Ему хотелось встать с постели и выйти на улицу, чтобы весь этот сумбур неожиданных и горячих мыслей улегся в нем, прекратился бы грохот вопросов, которым заглушило теплую, полную нежного весеннего пения ночь. «Что же делать?» — думал про себя молодой Орлов, широко раскрытыми глазами глядя в потолок, на котором изредка вспыхивали бесшумные полосы автомобильных фар. Если он останется с Томкой, то, наверное, разведчик и Томкин отец помогут ему попасть в МИМО, и тогда начнется другая жизнь, но в этой другой жизни ведь все будет другим, в ней не шепчутся по ночам о Боге и не пускают к себе ночевать черноглазых «батюшек»! Гордому Орлову казалось, что он давно уже справился, давно отодвинул от себя то, чем мать и бабушка Лежнева пичкали его в детстве. Они, например, говорили ему: «Не ври, будь честным», но он не мог не врать, потому что врала целая школа — от мала до велика, и радио врало, и телевидение, врали вывески на домах, витрины магазинов, афиши театров, учебники, книги! И все привыкли к этому, никто уже и не различал, где вранье, а где правда, всем было наплевать, словно дело только в коротеньком слове, в названии! Скажешь «правда» — и будет правда, скажешь «ложь» — ну, значит, ложь. Теперь вот он врал и в школе, и дома, врал двум обозленным маленьким женщинам, своим любовницам, — и все для того, чтобы достичь той скользковатой извилистой тропки, над которой летят цыплята табака! Но мать и бабушка Лежнева… Они что-то такое все-таки сделали с ним, что-то навязали ему, что будет вечно мешать, вечно путаться под ногами, даже если он добьется своего!

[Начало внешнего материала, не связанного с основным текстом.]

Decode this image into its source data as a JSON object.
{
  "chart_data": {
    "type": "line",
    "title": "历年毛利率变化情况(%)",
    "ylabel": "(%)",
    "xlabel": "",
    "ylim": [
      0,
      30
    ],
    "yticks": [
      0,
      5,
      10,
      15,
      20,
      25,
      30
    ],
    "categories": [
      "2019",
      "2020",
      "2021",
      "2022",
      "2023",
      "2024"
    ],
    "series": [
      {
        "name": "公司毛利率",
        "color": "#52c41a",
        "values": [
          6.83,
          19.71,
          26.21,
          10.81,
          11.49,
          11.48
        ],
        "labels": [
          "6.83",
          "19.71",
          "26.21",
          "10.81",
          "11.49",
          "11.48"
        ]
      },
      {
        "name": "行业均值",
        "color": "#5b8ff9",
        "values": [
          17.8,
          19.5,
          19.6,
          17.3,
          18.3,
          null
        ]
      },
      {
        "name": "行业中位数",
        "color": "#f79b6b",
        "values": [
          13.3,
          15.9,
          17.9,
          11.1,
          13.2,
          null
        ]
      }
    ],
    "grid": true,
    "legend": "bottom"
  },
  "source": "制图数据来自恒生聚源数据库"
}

В соседней комнате раздался голос больного священника, который о чем-то попросил, но Орлов не расслышал, о чем именно, и тут же его перебил громкий шепот матери:
— Лежи, я принесу. Не нужно вставать.
— Нет, погоди, — расслышал Орлов, — нет, я встану…

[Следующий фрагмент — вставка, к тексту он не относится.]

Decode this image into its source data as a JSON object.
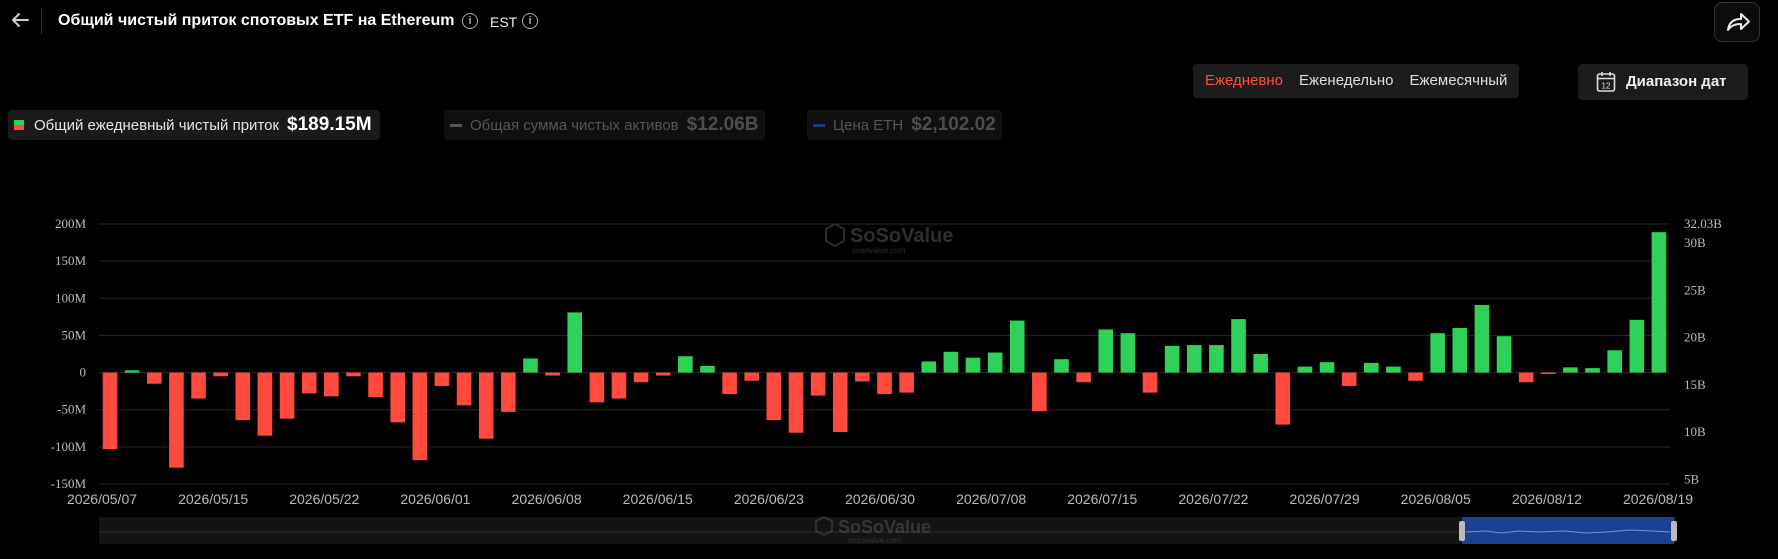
{
  "header": {
    "title": "Общий чистый приток спотовых ETF на Ethereum",
    "timezone": "EST"
  },
  "periods": {
    "daily": "Ежедневно",
    "weekly": "Еженедельно",
    "monthly": "Ежемесячный",
    "active": "daily"
  },
  "date_range_button": "Диапазон дат",
  "date_range_icon_number": "12",
  "legend": [
    {
      "name": "Общий ежедневный чистый приток",
      "value": "$189.15M",
      "active": true
    },
    {
      "name": "Общая сумма чистых активов",
      "value": "$12.06B",
      "active": false
    },
    {
      "name": "Цена ETH",
      "value": "$2,102.02",
      "active": false
    }
  ],
  "watermark": {
    "brand": "SoSoValue",
    "domain": "sosovalue.com"
  },
  "colors": {
    "positive": "#2fd158",
    "negative": "#ff4a3d",
    "active_period": "#ff4d3a",
    "navigator": "#1c4aa8"
  },
  "chart_data": {
    "type": "bar",
    "title": "Общий чистый приток спотовых ETF на Ethereum",
    "x_ticks": [
      "2026/05/07",
      "2026/05/15",
      "2026/05/22",
      "2026/06/01",
      "2026/06/08",
      "2026/06/15",
      "2026/06/23",
      "2026/06/30",
      "2026/07/08",
      "2026/07/15",
      "2026/07/22",
      "2026/07/29",
      "2026/08/05",
      "2026/08/12",
      "2026/08/19"
    ],
    "y_left": {
      "ticks": [
        "200M",
        "150M",
        "100M",
        "50M",
        "0",
        "-50M",
        "-100M",
        "-150M"
      ],
      "min": -150,
      "max": 200
    },
    "y_right": {
      "ticks": [
        "32.03B",
        "30B",
        "25B",
        "20B",
        "15B",
        "10B",
        "5B"
      ],
      "min": 4.5,
      "max": 32.03
    },
    "series": [
      {
        "name": "Общий ежедневный чистый приток",
        "unit": "M USD",
        "values": [
          -103,
          3,
          -15,
          -128,
          -35,
          -5,
          -64,
          -85,
          -62,
          -28,
          -32,
          -5,
          -33,
          -67,
          -118,
          -18,
          -44,
          -89,
          -53,
          19,
          -4,
          81,
          -40,
          -35,
          -13,
          -4,
          22,
          9,
          -29,
          -11,
          -64,
          -81,
          -31,
          -80,
          -12,
          -29,
          -27,
          15,
          28,
          20,
          27,
          70,
          -52,
          18,
          -13,
          58,
          53,
          -27,
          36,
          37,
          37,
          72,
          25,
          -70,
          8,
          14,
          -18,
          13,
          8,
          -11,
          53,
          60,
          91,
          49,
          -13,
          -2,
          7,
          6,
          30,
          71,
          189
        ]
      }
    ]
  }
}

— Ну, тогда давай осторожненько, — попросила мать, — вот так… Опирайся на меня.
Заскрипела кровать, потом послышался звук опрокинутого стула, звякнул стакан, и наконец Катерина Константиновна глубоко вздохнула:
— Ну-у-у, вот и встал… Ну-у-у, молодец! Пойдем вместе… только тихо-о-неч-ко…
— Дай я хоть рубаху застегну, — прерывистым шепотом сказал отец Валентин, — застегни ты мне, а то руки дрожат…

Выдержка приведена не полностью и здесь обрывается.